A Scheduling-Based Framework for Efficient Massively Parallel Execution

Status: Completed

Start Date: 2016-04-20

End Date: 2020-02-18

Description: Modeling and simulation on high-end computing systems has grown increasingly complex in recent years as both models and computer systems continue to advance. The majority of coding and debugging time is not spent defining the problem physics but instead in balancing computations between multiple heterogeneous devices, handling communication of data, managing distributed memory systems, and providing fault-tolerance. Often, the resulting programs are barely readable as the details of the work being performed are obscured by hardware-specific setup and communication code that dominates a program's codebase. Even worse, the code used to balance computation, manage data communication, and provide fault-tolerance is re-implemented in each piece of an application even though it performs the same tasks across those sections of the software. This makes software more difficult to maintain and upgrade, and hinders porting to new hardware platforms as they become available. The time spent improving, modifying, or debugging these device specific code paths and common code sections could be better spent improving kernel performance or adding new features. To address the problem of separating physical science from computing science, we are developing a solution that decouples the problem definition from the platform-specific implementation details. This is accomplished by dividing the computation into distinct tasks, each of which takes some defined input data and produces some output data. These tasks can then be connected into a task graph by defining their dependencies on each other. This task graph describing a particular code can then be used to automatically manage data and schedule work across heterogeneous devices without requiring further user intervention. Therefore, to make use of new hardware, the user need only port any tasks that might take advantage of the new hardware, and all scheduling, data management, and synchronization required are handled automatically.
Benefits: These tools could be used to reduce software development and maintenance time and improve the computational performance and scalability of a variety of high-performance computing applications. Specifically, we intend to initially focus on applying this technology to GEOS-5 for earth modeling, this framework can also benefit other earth modeling packages. Another application area of this technology is CFD solvers such as Fun3D and OVERFLOW. It can also be an enabler for the High-End Computing Capability (HECC) project, by enhancing both usability and performance of applications able to take advantage of heterogeneous compute architectures. Additionally, it permits more flexibility in hardware design and purchasing for high-end computing systems by reducing the effort required to port applications to new hardware architectures, such as GPUs and Xeon Phis.
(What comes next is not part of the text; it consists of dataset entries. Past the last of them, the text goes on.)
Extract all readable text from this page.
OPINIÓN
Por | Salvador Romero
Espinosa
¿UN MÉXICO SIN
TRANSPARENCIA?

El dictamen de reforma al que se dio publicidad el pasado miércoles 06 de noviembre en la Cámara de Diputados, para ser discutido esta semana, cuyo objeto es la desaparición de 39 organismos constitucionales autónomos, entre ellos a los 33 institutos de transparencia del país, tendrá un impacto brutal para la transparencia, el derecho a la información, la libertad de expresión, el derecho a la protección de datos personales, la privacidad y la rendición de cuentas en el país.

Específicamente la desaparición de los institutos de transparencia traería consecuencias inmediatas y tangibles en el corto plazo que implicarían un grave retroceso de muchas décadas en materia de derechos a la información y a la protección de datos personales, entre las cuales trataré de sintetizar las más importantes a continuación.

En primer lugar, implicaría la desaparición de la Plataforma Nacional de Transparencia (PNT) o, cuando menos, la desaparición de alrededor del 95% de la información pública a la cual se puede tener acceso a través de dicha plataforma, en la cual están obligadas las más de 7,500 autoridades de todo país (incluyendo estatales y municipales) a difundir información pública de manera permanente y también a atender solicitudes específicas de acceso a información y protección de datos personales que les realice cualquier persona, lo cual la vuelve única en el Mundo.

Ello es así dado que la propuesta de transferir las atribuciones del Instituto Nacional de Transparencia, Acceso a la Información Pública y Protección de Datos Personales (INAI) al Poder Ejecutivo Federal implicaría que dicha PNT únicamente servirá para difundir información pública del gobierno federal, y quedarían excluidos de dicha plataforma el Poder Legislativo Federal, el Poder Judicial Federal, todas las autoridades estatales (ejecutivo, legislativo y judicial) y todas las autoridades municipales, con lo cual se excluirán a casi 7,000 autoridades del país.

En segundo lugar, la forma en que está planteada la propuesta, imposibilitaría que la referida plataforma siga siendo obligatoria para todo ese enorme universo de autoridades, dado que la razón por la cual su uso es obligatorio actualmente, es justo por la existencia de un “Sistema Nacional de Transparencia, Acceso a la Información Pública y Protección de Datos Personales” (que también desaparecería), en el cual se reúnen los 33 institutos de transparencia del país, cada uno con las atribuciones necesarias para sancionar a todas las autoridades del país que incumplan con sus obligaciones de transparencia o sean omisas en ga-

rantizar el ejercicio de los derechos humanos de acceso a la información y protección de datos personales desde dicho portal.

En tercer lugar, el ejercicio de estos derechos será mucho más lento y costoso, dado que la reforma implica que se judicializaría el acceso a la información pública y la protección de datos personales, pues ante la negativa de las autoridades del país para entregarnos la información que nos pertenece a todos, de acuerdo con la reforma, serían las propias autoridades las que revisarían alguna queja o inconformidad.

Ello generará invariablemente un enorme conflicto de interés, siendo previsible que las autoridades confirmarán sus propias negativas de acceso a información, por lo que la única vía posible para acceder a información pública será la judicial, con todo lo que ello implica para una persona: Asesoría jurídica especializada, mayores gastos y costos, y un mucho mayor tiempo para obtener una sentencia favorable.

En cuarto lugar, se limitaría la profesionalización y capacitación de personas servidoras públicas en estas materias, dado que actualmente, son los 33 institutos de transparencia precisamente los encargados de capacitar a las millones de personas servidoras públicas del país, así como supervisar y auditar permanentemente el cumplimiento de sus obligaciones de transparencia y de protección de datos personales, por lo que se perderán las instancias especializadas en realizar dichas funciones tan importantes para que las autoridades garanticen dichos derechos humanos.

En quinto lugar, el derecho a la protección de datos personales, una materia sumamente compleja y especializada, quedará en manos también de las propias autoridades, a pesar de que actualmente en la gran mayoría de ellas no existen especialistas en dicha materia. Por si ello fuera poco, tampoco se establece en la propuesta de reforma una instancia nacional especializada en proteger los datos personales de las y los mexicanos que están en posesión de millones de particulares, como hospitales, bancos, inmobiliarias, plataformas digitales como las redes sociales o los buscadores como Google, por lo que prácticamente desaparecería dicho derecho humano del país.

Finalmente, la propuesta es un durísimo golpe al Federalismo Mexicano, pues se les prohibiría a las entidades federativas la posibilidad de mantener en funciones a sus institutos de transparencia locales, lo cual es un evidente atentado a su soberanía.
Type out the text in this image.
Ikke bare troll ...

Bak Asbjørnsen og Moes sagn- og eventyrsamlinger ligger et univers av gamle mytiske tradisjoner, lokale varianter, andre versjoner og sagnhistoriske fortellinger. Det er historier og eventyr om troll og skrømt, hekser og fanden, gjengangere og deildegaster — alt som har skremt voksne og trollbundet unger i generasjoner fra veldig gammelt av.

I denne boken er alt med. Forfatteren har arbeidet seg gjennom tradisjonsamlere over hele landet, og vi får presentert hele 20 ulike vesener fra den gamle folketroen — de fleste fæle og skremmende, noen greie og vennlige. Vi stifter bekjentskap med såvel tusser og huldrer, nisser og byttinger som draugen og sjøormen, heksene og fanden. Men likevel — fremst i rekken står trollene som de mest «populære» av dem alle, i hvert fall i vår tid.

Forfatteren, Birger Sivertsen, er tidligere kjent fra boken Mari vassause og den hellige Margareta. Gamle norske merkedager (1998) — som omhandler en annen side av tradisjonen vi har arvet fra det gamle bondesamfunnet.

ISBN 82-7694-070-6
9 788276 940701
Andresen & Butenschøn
Most HPC software will be able to benefit from this technology, particularly applications meant to scale to large computer systems and/or target heterogeneous hardware configurations. Expected application domains include electromagnetics simulations, computational chemistry, oil and gas exploration, and financial modeling. It also includes any domains that involve large-scale sparse linear algebra operations, large-scale image processing, and other physics-based and multi-disciplinary modeling applications.

Lead Organization: EM Photonics, Inc.